Modelling and prediction of vortex-induced vibrations (VIV) of marine risers is a challenging task due to the associated multi degrees of freedom in both cross-flow/in-line directions and the multi-mode fluid-structure interactions. In addition, the axial motion and its geometrically nonlinear coupling with lateral responses can be significant, especially at higher-order modes. Nevertheless, several papers in the literature dealing with VIV predictions have often overlooked such aspects. Therefore, this study aims to investigate and understand the effect of axial or longitudinal motion through a theoretical model and numerical approach in time domain.
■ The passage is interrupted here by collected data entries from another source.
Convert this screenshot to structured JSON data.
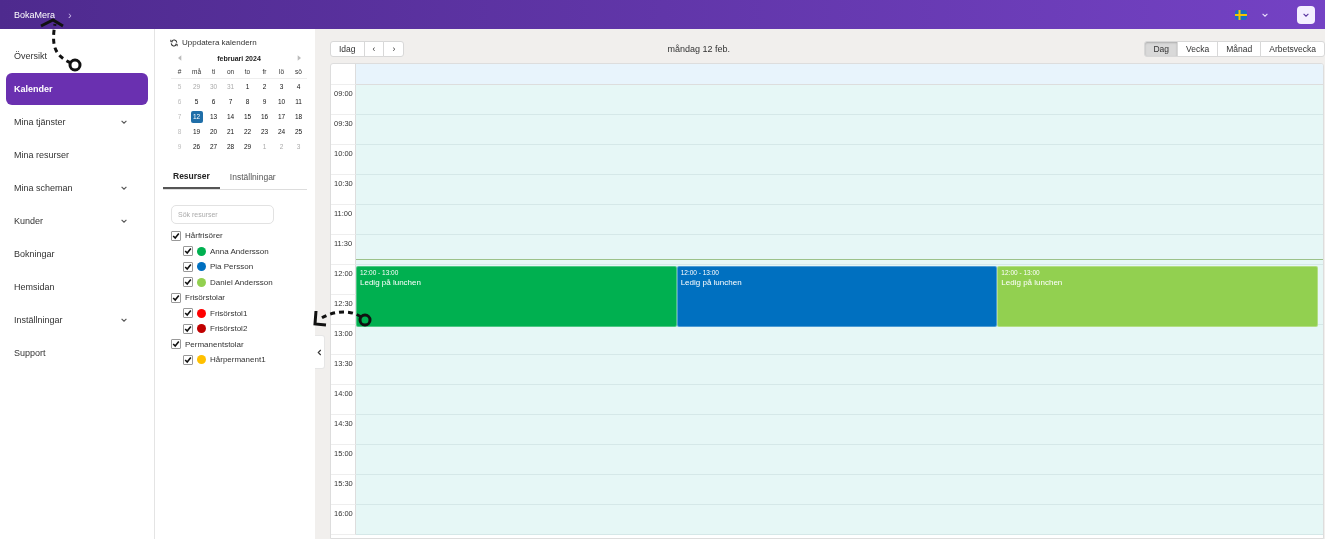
{
  "app": {
    "brand": "BokaMera",
    "breadcrumb_icon": "›"
  },
  "sidebar": {
    "items": [
      {
        "label": "Översikt",
        "selected": false,
        "expandable": false
      },
      {
        "label": "Kalender",
        "selected": true,
        "expandable": false
      },
      {
        "label": "Mina tjänster",
        "selected": false,
        "expandable": true
      },
      {
        "label": "Mina resurser",
        "selected": false,
        "expandable": false
      },
      {
        "label": "Mina scheman",
        "selected": false,
        "expandable": true
      },
      {
        "label": "Kunder",
        "selected": false,
        "expandable": true
      },
      {
        "label": "Bokningar",
        "selected": false,
        "expandable": false
      },
      {
        "label": "Hemsidan",
        "selected": false,
        "expandable": false
      },
      {
        "label": "Inställningar",
        "selected": false,
        "expandable": true
      },
      {
        "label": "Support",
        "selected": false,
        "expandable": false
      }
    ]
  },
  "mini_calendar": {
    "refresh_label": "Uppdatera kalendern",
    "month": "februari 2024",
    "weekday_headers": [
      "#",
      "må",
      "ti",
      "on",
      "to",
      "fr",
      "lö",
      "sö"
    ],
    "weeks": [
      {
        "week": "5",
        "days": [
          {
            "label": "29",
            "muted": true,
            "selected": false
          },
          {
            "label": "30",
            "muted": true,
            "selected": false
          },
          {
            "label": "31",
            "muted": true,
            "selected": false
          },
          {
            "label": "1",
            "muted": false,
            "selected": false
          },
          {
            "label": "2",
            "muted": false,
            "selected": false
          },
          {
            "label": "3",
            "muted": false,
            "selected": false
          },
          {
            "label": "4",
            "muted": false,
            "selected": false
          }
        ]
      },
      {
        "week": "6",
        "days": [
          {
            "label": "5",
            "muted": false,
            "selected": false
          },
          {
            "label": "6",
            "muted": false,
            "selected": false
          },
          {
            "label": "7",
            "muted": false,
            "selected": false
          },
          {
            "label": "8",
            "muted": false,
            "selected": false
          },
          {
            "label": "9",
            "muted": false,
            "selected": false
          },
          {
            "label": "10",
            "muted": false,
            "selected": false
          },
          {
            "label": "11",
            "muted": false,
            "selected": false
          }
        ]
      },
      {
        "week": "7",
        "days": [
          {
            "label": "12",
            "muted": false,
            "selected": true
          },
          {
            "label": "13",
            "muted": false,
            "selected": false
          },
          {
            "label": "14",
            "muted": false,
            "selected": false
          },
          {
            "label": "15",
            "muted": false,
            "selected": false
          },
          {
            "label": "16",
            "muted": false,
            "selected": false
          },
          {
            "label": "17",
            "muted": false,
            "selected": false
          },
          {
            "label": "18",
            "muted": false,
            "selected": false
          }
        ]
      },
      {
        "week": "8",
        "days": [
          {
            "label": "19",
            "muted": false,
            "selected": false
          },
          {
            "label": "20",
            "muted": false,
            "selected": false
          },
          {
            "label": "21",
            "muted": false,
            "selected": false
          },
          {
            "label": "22",
            "muted": false,
            "selected": false
          },
          {
            "label": "23",
            "muted": false,
            "selected": false
          },
          {
            "label": "24",
            "muted": false,
            "selected": false
          },
          {
            "label": "25",
            "muted": false,
            "selected": false
          }
        ]
      },
      {
        "week": "9",
        "days": [
          {
            "label": "26",
            "muted": false,
            "selected": false
          },
          {
            "label": "27",
            "muted": false,
            "selected": false
          },
          {
            "label": "28",
            "muted": false,
            "selected": false
          },
          {
            "label": "29",
            "muted": false,
            "selected": false
          },
          {
            "label": "1",
            "muted": true,
            "selected": false
          },
          {
            "label": "2",
            "muted": true,
            "selected": false
          },
          {
            "label": "3",
            "muted": true,
            "selected": false
          }
        ]
      }
    ]
  },
  "panel_tabs": [
    {
      "label": "Resurser",
      "selected": true
    },
    {
      "label": "Inställningar",
      "selected": false
    }
  ],
  "resource_search": {
    "placeholder": "Sök resurser"
  },
  "resource_groups": [
    {
      "label": "Hårfrisörer",
      "checked": true,
      "children": [
        {
          "label": "Anna Andersson",
          "checked": true,
          "color": "#00b050"
        },
        {
          "label": "Pia Persson",
          "checked": true,
          "color": "#0070c0"
        },
        {
          "label": "Daniel Andersson",
          "checked": true,
          "color": "#92d050"
        }
      ]
    },
    {
      "label": "Frisörstolar",
      "checked": true,
      "children": [
        {
          "label": "Frisörstol1",
          "checked": true,
          "color": "#ff0000"
        },
        {
          "label": "Frisörstol2",
          "checked": true,
          "color": "#c00000"
        }
      ]
    },
    {
      "label": "Permanentstolar",
      "checked": true,
      "children": [
        {
          "label": "Hårpermanent1",
          "checked": true,
          "color": "#ffc000"
        }
      ]
    }
  ],
  "toolbar": {
    "today": "Idag",
    "prev": "‹",
    "next": "›",
    "title": "måndag 12 feb.",
    "views": [
      {
        "label": "Dag",
        "selected": true
      },
      {
        "label": "Vecka",
        "selected": false
      },
      {
        "label": "Månad",
        "selected": false
      },
      {
        "label": "Arbetsvecka",
        "selected": false
      }
    ]
  },
  "time_slots": [
    "09:00",
    "09:30",
    "10:00",
    "10:30",
    "11:00",
    "11:30",
    "12:00",
    "12:30",
    "13:00",
    "13:30",
    "14:00",
    "14:30",
    "15:00",
    "15:30",
    "16:00"
  ],
  "events": [
    {
      "time": "12:00 - 13:00",
      "title": "Ledig på lunchen",
      "color": "#00b050"
    },
    {
      "time": "12:00 - 13:00",
      "title": "Ledig på lunchen",
      "color": "#0070c0"
    },
    {
      "time": "12:00 - 13:00",
      "title": "Ledig på lunchen",
      "color": "#92d050"
    }
  ]
}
Attention is paid to VIV of vertical risers subjected to linearly sheared currents. To capture a three-dimensional aspect of the flexible cylinder experiencing VIV, a semi-empirical model is developed consisting of nonlinear equations of cross-flow, in-line and axial structural oscillations which are coupled with the distributed van der Pol-type wake-oscillators modelling the fluctuating fluid lift/drag forces. The mean drag force is also taken into account. These model equations are numerically solved via a space-time finite difference scheme, and the obtained numerical results highlight several aspects of VIV of elastic cylinders along with the axial motion effects.
Apart from the validation of the numerical model with published experimental results, this study reveals how the effect of axial motion and its nonlinear coupling with the two lateral cross-flow/in-line motions can be very important. These depend on the flow velocity, the fluid-structure parameters, the single or multi-mode lock-in condition, and the standing-wave or travelling-wave feature. We recommend that the axial response should be accounted for in VIV analysis and prediction model.